So for index deployment to optimize you want the following indexes created, or otherwise specified with the equivalent @CompoundIndexes
annotation on your class:
db.collection.ensureIndex({
"timestamp": 1, "userId": 1
})
db.collection.ensureIndex({
"timestamp": 1, "applicationName": 1, "country": 1
})
That comes from your comments for intended usage, so 2 indexes are required in total.

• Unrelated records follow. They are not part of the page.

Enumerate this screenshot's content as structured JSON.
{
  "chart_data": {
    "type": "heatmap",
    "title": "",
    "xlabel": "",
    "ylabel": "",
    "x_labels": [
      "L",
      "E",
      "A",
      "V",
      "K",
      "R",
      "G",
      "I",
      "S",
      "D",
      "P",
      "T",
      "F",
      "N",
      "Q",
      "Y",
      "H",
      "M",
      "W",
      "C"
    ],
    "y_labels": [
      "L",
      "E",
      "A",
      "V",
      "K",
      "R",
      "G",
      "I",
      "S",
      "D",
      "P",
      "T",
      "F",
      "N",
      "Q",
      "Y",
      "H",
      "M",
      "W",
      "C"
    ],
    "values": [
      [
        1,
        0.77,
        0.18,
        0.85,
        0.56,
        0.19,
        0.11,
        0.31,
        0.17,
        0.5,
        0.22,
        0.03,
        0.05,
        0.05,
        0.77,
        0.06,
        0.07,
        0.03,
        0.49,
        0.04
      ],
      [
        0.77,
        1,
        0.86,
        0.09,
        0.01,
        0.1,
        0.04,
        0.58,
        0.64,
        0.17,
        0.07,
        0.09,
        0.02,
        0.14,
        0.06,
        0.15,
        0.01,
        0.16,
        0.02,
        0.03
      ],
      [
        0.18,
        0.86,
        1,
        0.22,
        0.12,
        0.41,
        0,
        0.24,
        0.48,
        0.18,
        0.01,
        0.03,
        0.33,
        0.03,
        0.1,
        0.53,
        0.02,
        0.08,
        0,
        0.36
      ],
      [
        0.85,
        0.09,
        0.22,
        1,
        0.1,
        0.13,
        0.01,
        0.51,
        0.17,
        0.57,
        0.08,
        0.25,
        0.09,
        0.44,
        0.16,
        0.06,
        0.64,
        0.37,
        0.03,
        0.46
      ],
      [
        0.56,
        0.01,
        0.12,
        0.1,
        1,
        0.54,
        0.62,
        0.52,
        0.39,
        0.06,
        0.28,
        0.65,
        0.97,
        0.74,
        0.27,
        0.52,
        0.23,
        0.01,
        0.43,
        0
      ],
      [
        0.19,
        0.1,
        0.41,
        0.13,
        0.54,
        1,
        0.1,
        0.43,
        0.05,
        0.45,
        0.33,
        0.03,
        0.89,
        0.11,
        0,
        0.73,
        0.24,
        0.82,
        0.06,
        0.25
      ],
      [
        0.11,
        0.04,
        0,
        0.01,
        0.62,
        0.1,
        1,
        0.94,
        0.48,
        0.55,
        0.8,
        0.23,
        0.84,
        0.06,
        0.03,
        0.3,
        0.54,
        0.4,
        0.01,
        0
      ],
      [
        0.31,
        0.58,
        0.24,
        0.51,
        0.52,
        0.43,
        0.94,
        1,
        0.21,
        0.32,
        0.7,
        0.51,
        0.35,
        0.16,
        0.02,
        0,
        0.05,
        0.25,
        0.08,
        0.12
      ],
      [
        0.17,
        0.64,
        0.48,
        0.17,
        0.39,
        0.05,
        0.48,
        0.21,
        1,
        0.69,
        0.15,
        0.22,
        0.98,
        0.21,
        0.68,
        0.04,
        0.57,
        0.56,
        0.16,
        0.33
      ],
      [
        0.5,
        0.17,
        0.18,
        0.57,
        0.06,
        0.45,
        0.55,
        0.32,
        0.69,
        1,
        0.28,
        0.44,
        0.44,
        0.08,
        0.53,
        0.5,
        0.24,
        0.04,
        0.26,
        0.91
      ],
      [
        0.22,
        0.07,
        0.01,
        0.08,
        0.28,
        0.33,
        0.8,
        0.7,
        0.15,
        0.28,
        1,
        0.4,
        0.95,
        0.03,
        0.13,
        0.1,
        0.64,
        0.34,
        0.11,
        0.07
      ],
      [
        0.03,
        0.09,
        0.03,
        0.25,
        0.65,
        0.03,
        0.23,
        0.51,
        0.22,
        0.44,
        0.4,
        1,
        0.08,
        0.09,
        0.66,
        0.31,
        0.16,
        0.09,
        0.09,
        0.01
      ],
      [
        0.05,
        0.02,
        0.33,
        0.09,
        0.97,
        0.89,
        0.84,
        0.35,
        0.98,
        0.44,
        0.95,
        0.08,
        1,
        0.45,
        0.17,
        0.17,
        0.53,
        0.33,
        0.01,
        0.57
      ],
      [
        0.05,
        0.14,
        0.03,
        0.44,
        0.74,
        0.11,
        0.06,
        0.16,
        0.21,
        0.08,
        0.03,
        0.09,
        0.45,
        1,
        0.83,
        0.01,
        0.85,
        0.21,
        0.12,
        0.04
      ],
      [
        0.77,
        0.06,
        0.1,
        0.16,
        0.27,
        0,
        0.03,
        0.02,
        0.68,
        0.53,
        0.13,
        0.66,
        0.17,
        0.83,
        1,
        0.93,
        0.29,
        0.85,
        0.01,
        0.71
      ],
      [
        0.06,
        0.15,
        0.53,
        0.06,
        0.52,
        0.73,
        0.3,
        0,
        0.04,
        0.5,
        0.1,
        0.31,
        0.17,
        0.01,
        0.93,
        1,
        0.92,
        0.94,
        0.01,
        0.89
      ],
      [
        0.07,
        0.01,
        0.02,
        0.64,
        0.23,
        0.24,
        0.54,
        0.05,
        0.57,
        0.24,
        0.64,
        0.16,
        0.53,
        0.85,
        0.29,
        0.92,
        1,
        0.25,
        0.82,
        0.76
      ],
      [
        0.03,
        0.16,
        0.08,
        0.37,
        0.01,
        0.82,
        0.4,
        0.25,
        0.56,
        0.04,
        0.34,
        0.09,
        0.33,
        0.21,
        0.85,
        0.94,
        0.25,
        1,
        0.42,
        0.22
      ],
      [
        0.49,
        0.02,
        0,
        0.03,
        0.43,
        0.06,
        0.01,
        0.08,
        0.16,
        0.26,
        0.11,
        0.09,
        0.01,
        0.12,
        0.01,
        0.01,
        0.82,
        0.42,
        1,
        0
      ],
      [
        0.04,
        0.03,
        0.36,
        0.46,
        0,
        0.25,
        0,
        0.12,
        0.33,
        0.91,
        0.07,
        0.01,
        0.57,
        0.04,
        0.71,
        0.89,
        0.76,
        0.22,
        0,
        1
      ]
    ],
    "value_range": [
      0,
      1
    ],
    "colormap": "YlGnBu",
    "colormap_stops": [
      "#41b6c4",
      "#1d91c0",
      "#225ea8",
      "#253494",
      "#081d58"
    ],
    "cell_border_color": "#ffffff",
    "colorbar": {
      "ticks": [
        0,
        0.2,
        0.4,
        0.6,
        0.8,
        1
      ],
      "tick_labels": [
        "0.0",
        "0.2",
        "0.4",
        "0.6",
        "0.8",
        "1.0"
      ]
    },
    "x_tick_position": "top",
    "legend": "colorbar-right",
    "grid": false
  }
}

Also to mention that you want your "timestamp" values to be BSON Dates, in that way you get the date aggregation operators that are important to your actual queries. Just using the shell JavaScript form here for general reference:
db.collection.aggregate([
// Using the index that was created
{ "$match": {
"timestamp": {
"$gte": new Date("2014-04-01"), "$lt": new Date("2014-05-01")
},
"userId": { "$gte": "lowervalue", "$lte: "uppervalue" }
}},
// Grouping Data
{ "$group": {
"_id": {
"y": { "$year": "$timestamp" },
"m": { "$month": "$timestamp" },
"d": { "$day": "$timestamp" }
},
"someField": { "$sum": "$someField" },
"otherField": { "$avg": "$otherField" }
}}
])
So it is the "date aggregation operators" that allow you to split that BSON date into the components that you want (in this case day) so that all the timestamp values contained within those boundaries are subject to the other aggregation operations on the other fields that you have.
Please note that the indexes can only ever be used in the initial $match
stage of the aggregation pipeline, so this is importantly where you select your data and reduce your working set. But if you do things this way then you will be getting the maximum performance possible from your data.
For further gains, consider "pre-aggregating" information in other collections, based on periodically running the base forms of aggregation over the raw "log" data that you have.